Sir Walter Scott, describing a pilgrim who has spent years visiting every shrine and relic, refers to the chapel of Saint Rosalia in his poem "Marmion":

"That grot where olives nod.
Where, darling of each heart and eye
From all the youths of Sicily
St. Rosalie retired to God."

Whatever her origins, Saint Rosalia was a person who found it impossible to hear God in the noise of her fashionable life, and so left it to live and listen in silence.  Silence is a rare commodity today.  From the first ringing of the clock alarm, to the constant blaring of television and radio, the public conversations on cell-phones, the muzak in stores, just the bustle of daily life - there is no silence.  To sit alone and listen to God is not impossible, but it takes a greater discipline than most people have to shut off the noisemakers and retire, even for an hour, to a place of quiet.  They want to, but... they can't shut off the cell phone because someone - you know - might need to get in touch with them.  They want to, but... the children need to be ferried to their various activities.  They want to, but... they absolutely must know what is going on in the world today, and which talking head is saying what, and in between that, there are cooking shows to watch.
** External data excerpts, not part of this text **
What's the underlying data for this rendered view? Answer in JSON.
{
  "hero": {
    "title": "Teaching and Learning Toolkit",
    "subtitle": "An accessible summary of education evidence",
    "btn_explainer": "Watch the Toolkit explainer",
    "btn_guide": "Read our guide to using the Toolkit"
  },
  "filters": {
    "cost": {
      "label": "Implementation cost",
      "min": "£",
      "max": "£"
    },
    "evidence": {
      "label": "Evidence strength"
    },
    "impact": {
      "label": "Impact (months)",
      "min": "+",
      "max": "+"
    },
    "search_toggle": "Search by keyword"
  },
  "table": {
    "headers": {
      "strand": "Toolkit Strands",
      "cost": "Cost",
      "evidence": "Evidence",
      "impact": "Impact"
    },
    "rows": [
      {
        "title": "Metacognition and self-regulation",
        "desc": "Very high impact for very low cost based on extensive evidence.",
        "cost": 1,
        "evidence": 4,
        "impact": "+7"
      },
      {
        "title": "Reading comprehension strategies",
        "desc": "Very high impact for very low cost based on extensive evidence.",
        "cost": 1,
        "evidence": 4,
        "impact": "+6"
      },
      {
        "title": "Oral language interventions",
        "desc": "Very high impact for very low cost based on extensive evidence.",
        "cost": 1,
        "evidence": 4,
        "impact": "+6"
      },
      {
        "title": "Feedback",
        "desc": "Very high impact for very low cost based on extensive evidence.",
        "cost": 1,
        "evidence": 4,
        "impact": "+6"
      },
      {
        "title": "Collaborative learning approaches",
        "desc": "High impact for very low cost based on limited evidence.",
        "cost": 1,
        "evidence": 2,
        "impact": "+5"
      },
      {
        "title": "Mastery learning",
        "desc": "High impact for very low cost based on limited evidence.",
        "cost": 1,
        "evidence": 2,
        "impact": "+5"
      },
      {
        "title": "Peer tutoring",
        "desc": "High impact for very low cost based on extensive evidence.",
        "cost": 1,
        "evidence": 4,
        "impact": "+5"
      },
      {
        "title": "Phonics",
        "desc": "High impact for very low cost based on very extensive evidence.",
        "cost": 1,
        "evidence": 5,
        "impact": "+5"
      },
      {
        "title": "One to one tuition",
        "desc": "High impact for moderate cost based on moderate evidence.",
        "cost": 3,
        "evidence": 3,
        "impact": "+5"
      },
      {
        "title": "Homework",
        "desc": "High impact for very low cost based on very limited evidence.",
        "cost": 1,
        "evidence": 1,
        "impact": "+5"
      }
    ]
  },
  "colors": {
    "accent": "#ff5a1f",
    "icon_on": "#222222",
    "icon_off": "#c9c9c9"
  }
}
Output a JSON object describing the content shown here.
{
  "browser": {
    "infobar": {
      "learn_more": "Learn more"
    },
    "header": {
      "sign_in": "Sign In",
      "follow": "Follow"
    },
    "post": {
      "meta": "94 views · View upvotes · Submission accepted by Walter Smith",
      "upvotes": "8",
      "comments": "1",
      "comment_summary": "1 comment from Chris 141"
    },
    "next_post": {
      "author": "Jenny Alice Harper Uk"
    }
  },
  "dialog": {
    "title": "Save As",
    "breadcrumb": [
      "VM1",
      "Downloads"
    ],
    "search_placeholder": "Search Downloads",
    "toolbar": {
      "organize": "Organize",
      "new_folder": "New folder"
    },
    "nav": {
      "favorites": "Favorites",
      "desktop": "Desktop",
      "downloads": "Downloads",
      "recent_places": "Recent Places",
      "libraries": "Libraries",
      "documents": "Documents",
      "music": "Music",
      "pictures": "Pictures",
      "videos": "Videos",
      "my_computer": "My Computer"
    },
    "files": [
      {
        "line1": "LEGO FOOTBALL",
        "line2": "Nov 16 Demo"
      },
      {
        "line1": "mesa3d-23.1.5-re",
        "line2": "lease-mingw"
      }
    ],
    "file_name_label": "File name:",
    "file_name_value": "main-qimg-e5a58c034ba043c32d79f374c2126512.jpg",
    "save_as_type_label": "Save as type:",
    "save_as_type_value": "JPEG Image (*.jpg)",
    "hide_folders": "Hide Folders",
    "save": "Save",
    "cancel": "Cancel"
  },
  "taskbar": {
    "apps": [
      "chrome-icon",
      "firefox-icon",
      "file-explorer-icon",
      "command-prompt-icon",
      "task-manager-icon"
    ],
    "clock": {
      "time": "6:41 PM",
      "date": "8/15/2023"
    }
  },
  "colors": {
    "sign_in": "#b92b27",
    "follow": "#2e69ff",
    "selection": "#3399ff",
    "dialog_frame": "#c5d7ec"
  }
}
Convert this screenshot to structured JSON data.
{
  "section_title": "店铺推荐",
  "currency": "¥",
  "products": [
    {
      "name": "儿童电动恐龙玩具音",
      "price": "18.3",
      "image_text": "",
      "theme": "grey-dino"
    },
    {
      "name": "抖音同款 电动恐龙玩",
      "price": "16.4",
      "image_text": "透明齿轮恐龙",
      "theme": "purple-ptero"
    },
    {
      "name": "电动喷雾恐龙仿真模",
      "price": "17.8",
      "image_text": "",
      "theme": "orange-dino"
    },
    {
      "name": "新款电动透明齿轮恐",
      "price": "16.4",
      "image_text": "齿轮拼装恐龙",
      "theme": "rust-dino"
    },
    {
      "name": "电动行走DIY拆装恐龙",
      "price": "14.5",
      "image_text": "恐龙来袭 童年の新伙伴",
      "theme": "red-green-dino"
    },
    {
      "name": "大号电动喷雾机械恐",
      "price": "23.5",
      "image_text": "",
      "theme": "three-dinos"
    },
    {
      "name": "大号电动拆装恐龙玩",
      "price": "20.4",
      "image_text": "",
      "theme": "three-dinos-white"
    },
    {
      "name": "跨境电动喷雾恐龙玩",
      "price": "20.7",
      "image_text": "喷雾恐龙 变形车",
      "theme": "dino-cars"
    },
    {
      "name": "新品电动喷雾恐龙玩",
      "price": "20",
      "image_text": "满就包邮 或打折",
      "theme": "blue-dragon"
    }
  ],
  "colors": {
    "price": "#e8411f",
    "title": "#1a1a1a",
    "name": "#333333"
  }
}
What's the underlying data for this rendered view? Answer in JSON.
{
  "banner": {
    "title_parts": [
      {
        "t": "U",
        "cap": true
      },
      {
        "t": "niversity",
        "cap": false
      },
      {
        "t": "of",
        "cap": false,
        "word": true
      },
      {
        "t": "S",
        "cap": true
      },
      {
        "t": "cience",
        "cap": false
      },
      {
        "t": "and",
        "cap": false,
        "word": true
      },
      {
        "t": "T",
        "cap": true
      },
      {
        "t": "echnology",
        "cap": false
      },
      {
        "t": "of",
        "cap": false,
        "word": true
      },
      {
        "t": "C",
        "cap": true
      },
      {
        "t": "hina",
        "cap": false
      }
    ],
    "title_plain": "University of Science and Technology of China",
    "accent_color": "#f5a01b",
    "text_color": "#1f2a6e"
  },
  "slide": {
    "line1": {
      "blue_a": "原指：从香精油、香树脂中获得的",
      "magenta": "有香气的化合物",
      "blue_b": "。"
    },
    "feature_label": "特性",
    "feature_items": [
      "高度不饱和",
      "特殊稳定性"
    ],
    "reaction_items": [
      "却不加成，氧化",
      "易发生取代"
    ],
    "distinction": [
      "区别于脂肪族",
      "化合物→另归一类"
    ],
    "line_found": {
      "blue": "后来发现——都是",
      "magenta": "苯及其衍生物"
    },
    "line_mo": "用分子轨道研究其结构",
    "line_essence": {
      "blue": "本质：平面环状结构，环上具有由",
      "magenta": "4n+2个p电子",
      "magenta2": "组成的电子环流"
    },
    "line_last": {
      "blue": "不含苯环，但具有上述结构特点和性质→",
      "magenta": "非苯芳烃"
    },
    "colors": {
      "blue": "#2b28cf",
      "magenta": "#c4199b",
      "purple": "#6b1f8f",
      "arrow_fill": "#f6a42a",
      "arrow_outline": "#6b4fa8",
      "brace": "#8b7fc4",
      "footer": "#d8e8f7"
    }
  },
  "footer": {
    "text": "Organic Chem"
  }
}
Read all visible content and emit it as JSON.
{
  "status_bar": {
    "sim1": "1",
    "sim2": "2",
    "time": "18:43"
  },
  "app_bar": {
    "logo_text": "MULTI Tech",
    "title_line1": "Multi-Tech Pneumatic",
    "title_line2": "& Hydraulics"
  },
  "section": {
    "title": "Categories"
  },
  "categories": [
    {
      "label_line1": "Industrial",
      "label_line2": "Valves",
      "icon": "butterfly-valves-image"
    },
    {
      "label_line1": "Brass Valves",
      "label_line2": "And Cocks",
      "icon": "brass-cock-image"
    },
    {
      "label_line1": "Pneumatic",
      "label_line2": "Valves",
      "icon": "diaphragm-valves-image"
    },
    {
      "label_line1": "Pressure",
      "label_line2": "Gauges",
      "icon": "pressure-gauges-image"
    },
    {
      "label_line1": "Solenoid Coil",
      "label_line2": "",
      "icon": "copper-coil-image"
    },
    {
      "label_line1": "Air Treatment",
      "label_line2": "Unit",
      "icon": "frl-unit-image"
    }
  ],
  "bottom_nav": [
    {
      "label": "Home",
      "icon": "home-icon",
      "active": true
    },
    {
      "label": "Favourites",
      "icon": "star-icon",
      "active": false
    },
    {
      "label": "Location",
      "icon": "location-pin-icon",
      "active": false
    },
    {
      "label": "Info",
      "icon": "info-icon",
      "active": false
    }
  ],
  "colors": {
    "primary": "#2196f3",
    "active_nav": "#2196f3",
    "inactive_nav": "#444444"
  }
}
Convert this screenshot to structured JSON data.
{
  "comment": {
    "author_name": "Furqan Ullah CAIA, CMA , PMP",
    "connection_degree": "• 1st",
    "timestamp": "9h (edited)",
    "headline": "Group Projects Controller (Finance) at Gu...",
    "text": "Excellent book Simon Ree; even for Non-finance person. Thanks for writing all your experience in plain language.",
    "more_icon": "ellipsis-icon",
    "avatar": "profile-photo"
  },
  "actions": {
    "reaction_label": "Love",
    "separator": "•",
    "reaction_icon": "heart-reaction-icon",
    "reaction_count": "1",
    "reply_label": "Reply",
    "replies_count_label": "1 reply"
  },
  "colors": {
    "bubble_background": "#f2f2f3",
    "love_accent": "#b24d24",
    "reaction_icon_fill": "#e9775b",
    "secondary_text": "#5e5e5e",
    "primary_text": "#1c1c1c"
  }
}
Rosalia wanted - needed - that silence, and turned her back on everything which interfered with it.  In her honor, set aside a time of silence in your day.

According to "The Front Burner" celebratory dishes for today include a Gelo di melone, or Watermelon gelatin  (a recipe for which you can find here), and Cassata, described as "Ricotta cream studded with chocolate and candied citrus, encased in a rum soaked sponge cake, topped with lemon icing, and wrapped up in pasta reale - Sicily's own marzipan." (Yum)

The author has also invented a nice little watermelon cocktail, christened "La Rosalia" in honor of the saint, which looks wonderfully cool for these still warm days of late summer.

Barring either of those, enjoy some of the last chilled watermelon of the season.  The fruits of autumn cometh shortly.

Artwork: Anthony Van Dyke, Saint Rosalie Interceding for the Plague-stricken of Palermo (1624). Metropolitan Museum of Art, New York.